We rightly associate the idea of suffering with a state in which the opposites violently collide with one another, and we hesitate to describe such a painful experience as being “redeemed.” Yet it cannot be denied that the great symbol of the Christian faith, the Cross, upon which hangs the suffering figure of the Redeemer, has been emphatically held up before the eyes of Christians for nearly two thousand years. This picture is completed by the two thieves, one of whom goes down to hell, the other into paradise. One could hardly imagine a better representation of the “oppositeness” of the central Christian symbol. Why this inevitable product of Christian psychology should signify redemption is difficult to to see, except that the conscious recognition of the opposites, painful though it may be at the moment, does bring with it a definite feeling of deliverance. It is on the one hand a deliverance from the distressing state of dull and helpless unconsciousness, and on the other hand a growing awareness of God’s oppositeness, in which man can participate if he does not shrink from being wounded by the dividing sword which is Christ. Only through the most extreme and most menacing conflict does the Christian experience deliverance into divinity, always provided that he does not break, but accepts the burden of being marked out by God. In this way alone can the imago Dei realize itself in him, and God becomes man. The seventh petition in the Lord’s Prayer, “But deliver us from evil,” is to be understood in the same sense as Christ’s prayer in the Garden of Gethsemane: “My Father, if it be possible, let this cup pass from me.” In principle it does not seem to fit God’s purpose to exempt a man from conflict and hence from evil. It is altogether human to express such a desire but it must not be made a principle, because it is directed against God’s will and rests only on human weakness and fear. Fear is certainly justified up to a point, for, to make the conflict complete, there must be doubt and uncertainty as to whether man’s strength is not being overtaxed.

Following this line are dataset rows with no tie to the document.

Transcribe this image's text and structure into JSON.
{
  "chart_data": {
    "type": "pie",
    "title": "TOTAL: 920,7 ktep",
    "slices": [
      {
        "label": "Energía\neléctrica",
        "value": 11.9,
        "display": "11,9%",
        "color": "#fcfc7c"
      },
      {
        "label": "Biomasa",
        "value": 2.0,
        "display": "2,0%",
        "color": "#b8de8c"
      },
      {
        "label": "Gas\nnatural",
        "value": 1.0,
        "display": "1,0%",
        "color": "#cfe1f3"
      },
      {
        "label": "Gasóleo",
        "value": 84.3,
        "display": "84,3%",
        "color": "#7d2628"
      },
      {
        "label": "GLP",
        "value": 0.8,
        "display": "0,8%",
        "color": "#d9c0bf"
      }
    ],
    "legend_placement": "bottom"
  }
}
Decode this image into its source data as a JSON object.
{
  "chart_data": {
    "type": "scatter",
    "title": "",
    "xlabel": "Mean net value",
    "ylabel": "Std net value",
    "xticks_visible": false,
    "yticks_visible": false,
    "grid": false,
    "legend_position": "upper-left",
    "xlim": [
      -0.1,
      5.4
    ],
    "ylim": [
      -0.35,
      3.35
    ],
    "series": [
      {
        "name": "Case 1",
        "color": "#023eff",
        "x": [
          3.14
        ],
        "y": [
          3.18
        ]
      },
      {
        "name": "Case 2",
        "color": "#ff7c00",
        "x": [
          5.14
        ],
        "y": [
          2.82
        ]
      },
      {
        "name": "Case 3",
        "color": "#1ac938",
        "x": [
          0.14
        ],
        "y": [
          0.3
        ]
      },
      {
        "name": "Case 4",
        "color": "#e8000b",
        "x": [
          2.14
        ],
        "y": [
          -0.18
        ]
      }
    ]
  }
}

Because the imago Dei pervades the whole human sphere and makes mankind its involuntary exponent, it is just possible that the four-hundred-year-old schism in the Church and the present division of the political world into two hostile camps are both expressions of the unrecognized polarity of the dominant archetype.
Jung, C.G. Answer to Job. Trans. R. F. C. Hill. Princeton University Press: New Jersey, 1973. 54-55. Print.